The inaction, of course, is very much the point, and in the book (Jarhead: A Soldier's Story Of Modern War) it gives the astute, eloquent author plenty of space to ruminate. Flip-flopping between past, present and future, Swofford allows us access to the private moments that shaped him, tenderly revealing how his alienating homelife and elegiac teen romances broke down his being, ready for it to be poured into the Marine mould - to be set firm and strong. He then shows how the Gulf War, swift as it was, chiselled at that proud, resolute cast, sending spidery cracks through the thick plaster skin into his heart and soul.

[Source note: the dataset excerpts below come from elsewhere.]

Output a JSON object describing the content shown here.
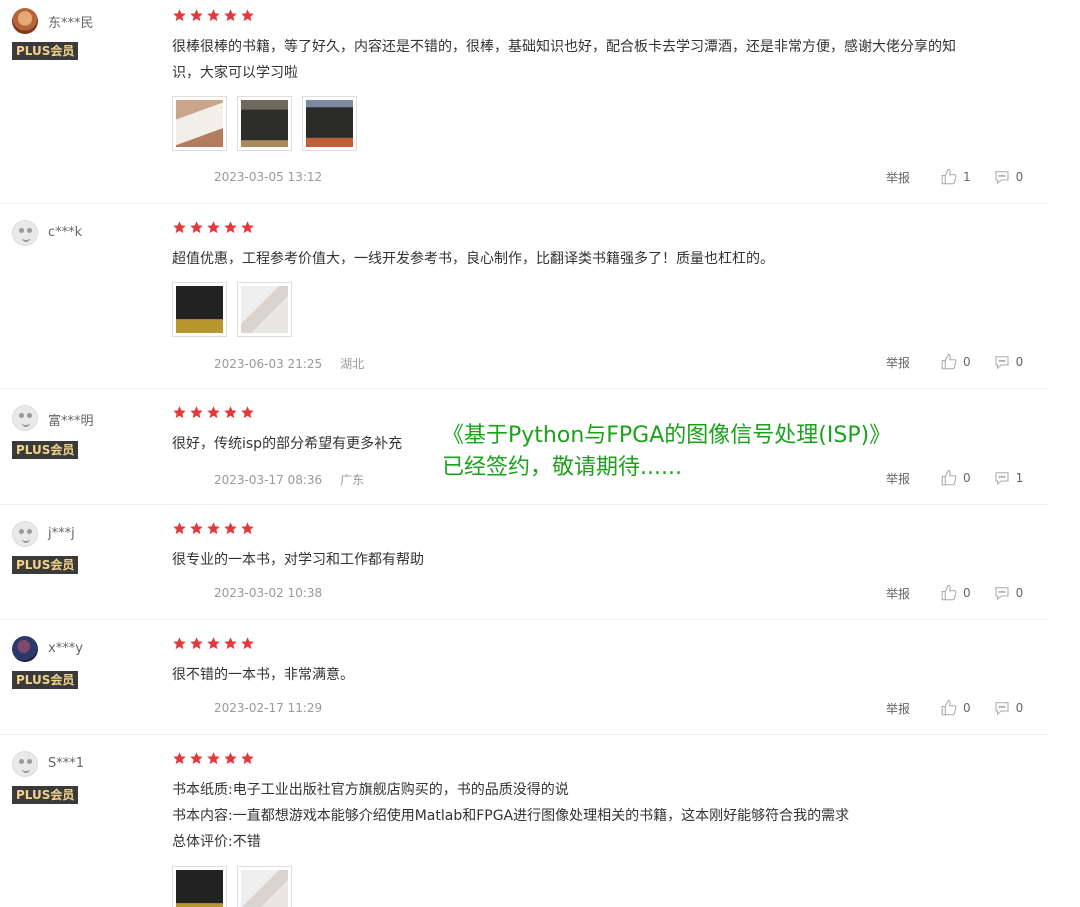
{
  "reviews": [
    {
      "username": "东***民",
      "avatar": "user-photo-avatar",
      "badge": "PLUS会员",
      "rating": 5,
      "text_lines": [
        "很棒很棒的书籍，等了好久，内容还是不错的，很棒，基础知识也好，配合板卡去学习潭酒，还是非常方便，感谢大佬分享的知",
        "识，大家可以学习啦"
      ],
      "images": 3,
      "date": "2023-03-05 13:12",
      "location": "",
      "report": "举报",
      "likes": "1",
      "comments": "0"
    },
    {
      "username": "c***k",
      "avatar": "default-avatar",
      "badge": "",
      "rating": 5,
      "text_lines": [
        "超值优惠，工程参考价值大，一线开发参考书，良心制作，比翻译类书籍强多了！质量也杠杠的。"
      ],
      "images": 2,
      "date": "2023-06-03 21:25",
      "location": "湖北",
      "report": "举报",
      "likes": "0",
      "comments": "0"
    },
    {
      "username": "富***明",
      "avatar": "default-avatar",
      "badge": "PLUS会员",
      "rating": 5,
      "text_lines": [
        "很好，传统isp的部分希望有更多补充"
      ],
      "images": 0,
      "date": "2023-03-17 08:36",
      "location": "广东",
      "report": "举报",
      "likes": "0",
      "comments": "1"
    },
    {
      "username": "j***j",
      "avatar": "default-avatar",
      "badge": "PLUS会员",
      "rating": 5,
      "text_lines": [
        "很专业的一本书，对学习和工作都有帮助"
      ],
      "images": 0,
      "date": "2023-03-02 10:38",
      "location": "",
      "report": "举报",
      "likes": "0",
      "comments": "0"
    },
    {
      "username": "x***y",
      "avatar": "user-photo-avatar",
      "badge": "PLUS会员",
      "rating": 5,
      "text_lines": [
        "很不错的一本书，非常满意。"
      ],
      "images": 0,
      "date": "2023-02-17 11:29",
      "location": "",
      "report": "举报",
      "likes": "0",
      "comments": "0"
    },
    {
      "username": "S***1",
      "avatar": "default-avatar",
      "badge": "PLUS会员",
      "rating": 5,
      "text_lines": [
        "书本纸质:电子工业出版社官方旗舰店购买的，书的品质没得的说",
        "书本内容:一直都想游戏本能够介绍使用Matlab和FPGA进行图像处理相关的书籍，这本刚好能够符合我的需求",
        "总体评价:不错"
      ],
      "images": 2,
      "date": "",
      "location": "",
      "report": "",
      "likes": "",
      "comments": ""
    }
  ],
  "overlay": {
    "line1": "《基于Python与FPGA的图像信号处理(ISP)》",
    "line2": "已经签约，敬请期待......"
  },
  "colors": {
    "star": "#e4393c",
    "overlay": "#1aa31a",
    "badge_bg": "#3a3a3a",
    "badge_fg": "#f3d28a"
  },
  "icons": {
    "like": "thumbs-up-icon",
    "comment": "speech-bubble-icon",
    "star": "star-icon"
  }
}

It's always tough to transfer dialogue-heavy prose to screen, and these filmmakers have struggled but slumped. Rightly refusing to resort to incessant voiceover (Gyllenhaal's musings are employed sparingly) or whiplash-inducing flashbacks and flashforwards, director Sam Mendes and screenwriter William Broyles Jr are left with no choice but to allow much of the novel's richness to slip through their fingers. And while they work hard to find visual and aural equivalents for Swofford's poetic, provocative text - Roger Deakins' bleached visuals; Walter Murch's abstract sound editing, by turns deafeningly silent and quietly thunderous; Bobby McFerrin's 'Don't Worry, Be Happy' employed as an ironic anthem - they never quite manage to climb inside Swoff's head as effectively as crisp page after crisp page of internal monologue.

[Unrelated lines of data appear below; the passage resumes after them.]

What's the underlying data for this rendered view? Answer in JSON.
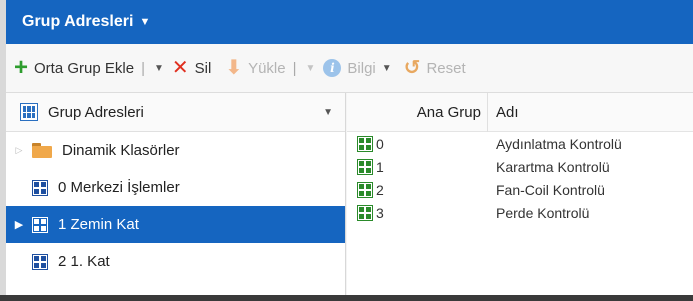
{
  "header": {
    "title": "Grup Adresleri"
  },
  "toolbar": {
    "add_label": "Orta Grup Ekle",
    "delete_label": "Sil",
    "upload_label": "Yükle",
    "info_label": "Bilgi",
    "reset_label": "Reset",
    "separator": "|"
  },
  "tree": {
    "header_label": "Grup Adresleri",
    "items": [
      {
        "label": "Dinamik Klasörler"
      },
      {
        "label": "0 Merkezi İşlemler"
      },
      {
        "label": "1 Zemin Kat"
      },
      {
        "label": "2 1. Kat"
      }
    ]
  },
  "table": {
    "columns": [
      "Ana Grup",
      "Adı"
    ],
    "rows": [
      {
        "number": "0",
        "name": "Aydınlatma Kontrolü"
      },
      {
        "number": "1",
        "name": "Karartma Kontrolü"
      },
      {
        "number": "2",
        "name": "Fan-Coil Kontrolü"
      },
      {
        "number": "3",
        "name": "Perde Kontrolü"
      }
    ]
  },
  "colors": {
    "accent": "#1565c0",
    "add": "#2e9d2e",
    "delete": "#e03020"
  }
}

Technically, Jarhead is faultless. Consider each scene individually and you have a movie crammed with indelible visuals, from Swoff's sniper platoon playing football in gas masks to a band of trigger-itchy snipers inching forward to confront eight Arabs in the shimmering desert to the strangely beautiful sight of oil wells burning under a blood-red sky ("The Earth is bleeding!" gasps Swofford). Put those very same scenes together, however, and you have an existential drama-cum-absurdist-comedy that's both flabby and undernourished, turning ever-decreasing circles in the sand.

It's not the acting - Gyllenhaal does what he can with the stripped-down script and Jamie Foxx (hard-assed Staff Sergeant Sykes) and Peter Sarsgaard (best friend, the scout to Swoff's sniper) both impress, the former brazen and bristly, the latter inscrutable and introspective. It's not even the unshakeable feeling of déjà vu, Mendes excusing his cribbing by making it clear these 'Jarheads' went to war expecting to play out The Deer Hunter, Apocalypse Now and Platoon.

It's more the vague atmosphere of befuddlement and boredom that permeates the action: in trying to make a film about these emotions, Mendes has allowed his movie to become them. How to escape such a yawning trap? By being sharper, smarter, angrier, funnier... by refusing to slip rubber caps over the book's glinting spikes. In the book, Swoff cheers the chopper attack in Apocalypse Now and then admits he wants a piece of the action - to rape, pillage and burn. In the film, he cheers the chopper attack, and, while the implication is there, the extent of his savagery is muted.

And while Mendes had no option but to jettison much of the prose, you have to wonder why he chose to show the post-football-match abuse of a jarhead named Kuehn - the platoon queuing up for a playful dry-hump - but omitted the commentary. "We aren't field-fucking Kuehn," writes Swofford. "We're fucking the press-pool colonel and the sorry, worthless MOPP suits and the goddamn gas masks and canteens with defective parts and President Bush and Dick Cheney and the generals and Saddam Hussein..." The list goes on, taking in girlfriends, parents, CNN, "fuckhead peaceniks", fraudulent '60s idealism, recruiters, skate punks, labour unionists... and themselves, for signing the goddamn contract.

This should have been Jarhead's defining soliloquy, its "Choose Life" chant. Instead, it's consigned to the wastepaper basket, replaced by the nagging feeling that Hollywood didn't have the balls to be so overtly political given the current climate. Shame.

Handsomely made, strongly acted... bewilderingly impotent. Jarhead sweats blood but winds up chasing mirages in the heat.